The record discloses that the defendant purchased the property in question in 1957 as a possible service station site. The property had a frontage of 360 feet along University Avenue. At the time of purchase the property had been zoned as "agricultural" by Provo City. During the year 1958 the State Road Commission conducted public hearings in the Provo area which were concerned with the planning of Interstate Highway 15. As a result of the public hearings and publicity it became generally known that the Interstate Highway would be constructed within a short distance of the property in question. In 1959 the governing body of Provo City rezoned the subject property and the surrounding area from agricultural to a "special highway service" zone. The new classification permitted only service stations, motels, restaurants and other similar highway services. It is the State's contention that the court erred in permitting evidence of market value which was in fact enhanced by the project itself. It is the State's contention that factors entering into market value, including the sales of comparable property, which have been influenced by the proposed construction, are not relevant in determining what is just compensation for the taking of the defendant's property. The same contention was made by the condemnor in the case of Weber Basin Conservancy District v. Ward, where we held that all factors, including enhancement of the value occasioned by the construction of the public project could be taken into consideration in determining market value of the property sought to be condemned.
We perceive no errors in the rulings of the court below which would justify reversal. Decision is affirmed. Costs to the respondent.
CROCKETT, C.J., and CALLISTER and ELLETT, JJ., concur.
HENRIOD, Justice (dissenting):
Respectfully I dissent.
The main opinion asserts that the question anent an additur as a condition for a new trial, is moot, because a new trial was granted. In my opinion there is no such mootness, but that the granting of a new trial based on such conditional additur is the most important factor in this case, else the result would have been antithetical.

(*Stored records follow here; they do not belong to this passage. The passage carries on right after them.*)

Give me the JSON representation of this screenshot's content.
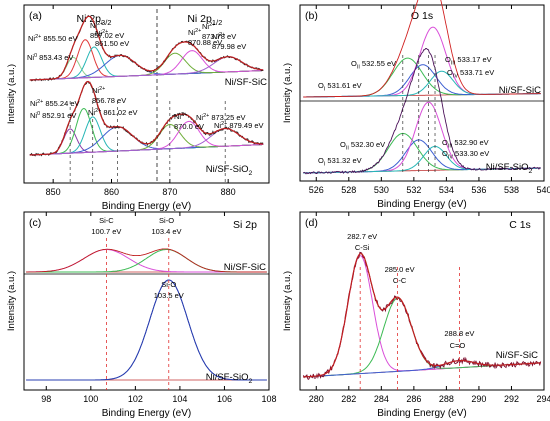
{
  "chart_data": [
    {
      "type": "line",
      "panel_label": "(a)",
      "xlabel": "Binding Energy (eV)",
      "ylabel": "Intensity (a.u.)",
      "xlim": [
        845,
        887
      ],
      "xticks": [
        850,
        860,
        870,
        880
      ],
      "region_labels": [
        {
          "text": "Ni 2p",
          "sub": "3/2",
          "x": 857
        },
        {
          "text": "Ni 2p",
          "sub": "1/2",
          "x": 876
        }
      ],
      "divider_x": 867.8,
      "sample_labels": [
        "Ni/SF-SiC",
        "Ni/SF-SiO",
        "2"
      ],
      "peaks": {
        "top": [
          {
            "species": "Ni",
            "ox": "0",
            "be": 853.43,
            "w": 1.1,
            "color": "#8fd18f"
          },
          {
            "species": "Ni",
            "ox": "2+",
            "be": 855.5,
            "w": 1.3,
            "color": "#e03a3a"
          },
          {
            "species": "Ni",
            "ox": "2+",
            "be": 857.02,
            "w": 1.3,
            "color": "#27b6b6"
          },
          {
            "species": "Ni",
            "ox": "2+",
            "be": 861.5,
            "w": 2.6,
            "color": "#3d5fd1"
          },
          {
            "species": "Ni",
            "ox": "2+",
            "be": 870.88,
            "w": 1.8,
            "color": "#6fae3a"
          },
          {
            "species": "Ni",
            "ox": "2+",
            "be": 873.78,
            "w": 1.8,
            "color": "#d94fd9"
          },
          {
            "species": "Ni",
            "ox": "2+",
            "be": 879.98,
            "w": 2.4,
            "color": "#a25fd0"
          }
        ],
        "bottom": [
          {
            "species": "Ni",
            "ox": "0",
            "be": 852.91,
            "w": 1.1,
            "color": "#8a3ca8"
          },
          {
            "species": "Ni",
            "ox": "2+",
            "be": 855.24,
            "w": 1.3,
            "color": "#3dbb55"
          },
          {
            "species": "Ni",
            "ox": "2+",
            "be": 856.78,
            "w": 1.3,
            "color": "#27b6b6"
          },
          {
            "species": "Ni",
            "ox": "2+",
            "be": 861.02,
            "w": 2.6,
            "color": "#3d5fd1"
          },
          {
            "species": "Ni",
            "ox": "2+",
            "be": 870.0,
            "w": 1.8,
            "color": "#6fae3a"
          },
          {
            "species": "Ni",
            "ox": "2+",
            "be": 873.25,
            "w": 1.8,
            "color": "#d94fd9"
          },
          {
            "species": "Ni",
            "ox": "2+",
            "be": 879.49,
            "w": 2.4,
            "color": "#a25fd0"
          }
        ]
      },
      "labels": {
        "top": [
          {
            "pre": "Ni",
            "sup": "0",
            "post": " 853.43 eV"
          },
          {
            "pre": "Ni",
            "sup": "2+",
            "post": " 855.50 eV"
          },
          {
            "pre": "Ni",
            "sup": "2+",
            "post": " 857.02 eV"
          },
          {
            "pre": "Ni",
            "sup": "2+",
            "post": " 861.50 eV"
          },
          {
            "pre": "Ni",
            "sup": "2+",
            "post": " 870.88 eV"
          },
          {
            "pre": "Ni",
            "sup": "2+",
            "post": " 873.78 eV"
          },
          {
            "pre": "Ni",
            "sup": "2+",
            "post": " 879.98 eV"
          }
        ],
        "bottom": [
          {
            "pre": "Ni",
            "sup": "0",
            "post": " 852.91 eV"
          },
          {
            "pre": "Ni",
            "sup": "2+",
            "post": " 855.24 eV"
          },
          {
            "pre": "Ni",
            "sup": "2+",
            "post": " 856.78 eV"
          },
          {
            "pre": "Ni",
            "sup": "2+",
            "post": " 861.02 eV"
          },
          {
            "pre": "Ni",
            "sup": "2+",
            "post": " 870.0 eV"
          },
          {
            "pre": "Ni",
            "sup": "2+",
            "post": " 873.25 eV"
          },
          {
            "pre": "Ni",
            "sup": "2+",
            "post": " 879.49 eV"
          }
        ]
      }
    },
    {
      "type": "line",
      "panel_label": "(b)",
      "title": "O 1s",
      "xlabel": "Binding Energy (eV)",
      "ylabel": "Intensity (a.u.)",
      "xlim": [
        525,
        540
      ],
      "xticks": [
        526,
        528,
        530,
        532,
        534,
        536,
        538,
        540
      ],
      "sample_labels": [
        "Ni/SF-SiC",
        "Ni/SF-SiO",
        "2"
      ],
      "peaks": {
        "top": [
          {
            "label": "O",
            "sub": "I",
            "be": 531.61,
            "w": 0.9,
            "color": "#3dbb55"
          },
          {
            "label": "O",
            "sub": "II",
            "be": 532.55,
            "w": 0.8,
            "color": "#3d5fd1"
          },
          {
            "label": "O",
            "sub": "III",
            "be": 533.17,
            "w": 0.8,
            "color": "#d94fd9"
          },
          {
            "label": "O",
            "sub": "IV",
            "be": 533.71,
            "w": 0.7,
            "color": "#27b6b6"
          }
        ],
        "bottom": [
          {
            "label": "O",
            "sub": "I",
            "be": 531.32,
            "w": 0.9,
            "color": "#3dbb55"
          },
          {
            "label": "O",
            "sub": "II",
            "be": 532.3,
            "w": 0.8,
            "color": "#3d5fd1"
          },
          {
            "label": "O",
            "sub": "III",
            "be": 532.9,
            "w": 0.8,
            "color": "#d94fd9"
          },
          {
            "label": "O",
            "sub": "IV",
            "be": 533.3,
            "w": 0.7,
            "color": "#27b6b6"
          }
        ]
      },
      "labels": {
        "top": [
          {
            "pre": "O",
            "sub": "I",
            "post": " 531.61 eV"
          },
          {
            "pre": "O",
            "sub": "II",
            "post": " 532.55 eV"
          },
          {
            "pre": "O",
            "sub": "III",
            "post": " 533.17 eV"
          },
          {
            "pre": "O",
            "sub": "IV",
            "post": " 533.71 eV"
          }
        ],
        "bottom": [
          {
            "pre": "O",
            "sub": "I",
            "post": " 531.32 eV"
          },
          {
            "pre": "O",
            "sub": "II",
            "post": " 532.30 eV"
          },
          {
            "pre": "O",
            "sub": "III",
            "post": " 532.90 eV"
          },
          {
            "pre": "O",
            "sub": "IV",
            "post": " 533.30 eV"
          }
        ]
      }
    },
    {
      "type": "line",
      "panel_label": "(c)",
      "title": "Si 2p",
      "xlabel": "Binding Energy (eV)",
      "ylabel": "Intensity (a.u.)",
      "xlim": [
        97,
        108
      ],
      "xticks": [
        98,
        100,
        102,
        104,
        106,
        108
      ],
      "sample_labels": [
        "Ni/SF-SiC",
        "Ni/SF-SiO",
        "2"
      ],
      "peaks": {
        "top": [
          {
            "label": "Si-C",
            "be": 100.7,
            "w": 1.0,
            "color": "#d94fd9"
          },
          {
            "label": "Si-O",
            "be": 103.4,
            "w": 0.9,
            "color": "#3dbb55"
          }
        ],
        "bottom": [
          {
            "label": "Si-O",
            "be": 103.5,
            "w": 0.85,
            "color": "#2a3fb0"
          }
        ]
      },
      "labels": {
        "top": [
          {
            "name": "Si-C",
            "value": "100.7 eV"
          },
          {
            "name": "Si-O",
            "value": "103.4 eV"
          }
        ],
        "bottom": [
          {
            "name": "Si-O",
            "value": "103.5 eV"
          }
        ]
      }
    },
    {
      "type": "line",
      "panel_label": "(d)",
      "title": "C 1s",
      "xlabel": "Binding Energy (eV)",
      "ylabel": "Intensity (a.u.)",
      "xlim": [
        279,
        294
      ],
      "xticks": [
        280,
        282,
        284,
        286,
        288,
        290,
        292,
        294
      ],
      "sample_labels": [
        "Ni/SF-SiC"
      ],
      "peaks": [
        {
          "label": "C-Si",
          "be": 282.7,
          "w": 0.75,
          "color": "#d94fd9"
        },
        {
          "label": "C-C",
          "be": 285.0,
          "w": 0.85,
          "color": "#3dbb55"
        },
        {
          "label": "C=O",
          "be": 288.8,
          "w": 0.9,
          "color": "#3d5fd1"
        }
      ],
      "labels": [
        {
          "value": "282.7 eV",
          "name": "C-Si"
        },
        {
          "value": "285.0 eV",
          "name": "C-C"
        },
        {
          "value": "288.8 eV",
          "name": "C=O"
        }
      ]
    }
  ]
}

The additur maneuver, in my opinion, clearly is an invasion of the traditional and historical function of the jury, as is clearly expressed in Dimick v. Scheidt, 293 U.S. 474, 55 S. Ct. 296, 79 L. Ed. 603, 95 A.L.R. 1150 (1935), which so far as I know, yet has not been reversed.NOTES
 Lehi Irrigation Co. v. Moyle, 4 Utah 327, 9 P. 867; Klinge v. Southern Pacific Co., 89 Utah 284, 57 P.2d 367, 105 A.L.R. 204; Beck v. Dutchman Coalition Mines Co., 2 Utah 2d 104, 269 P.2d 867.
 Weber Basin Conserv. Dist. v. Ward, 10 Utah 2d 29, 347 P.2d 862.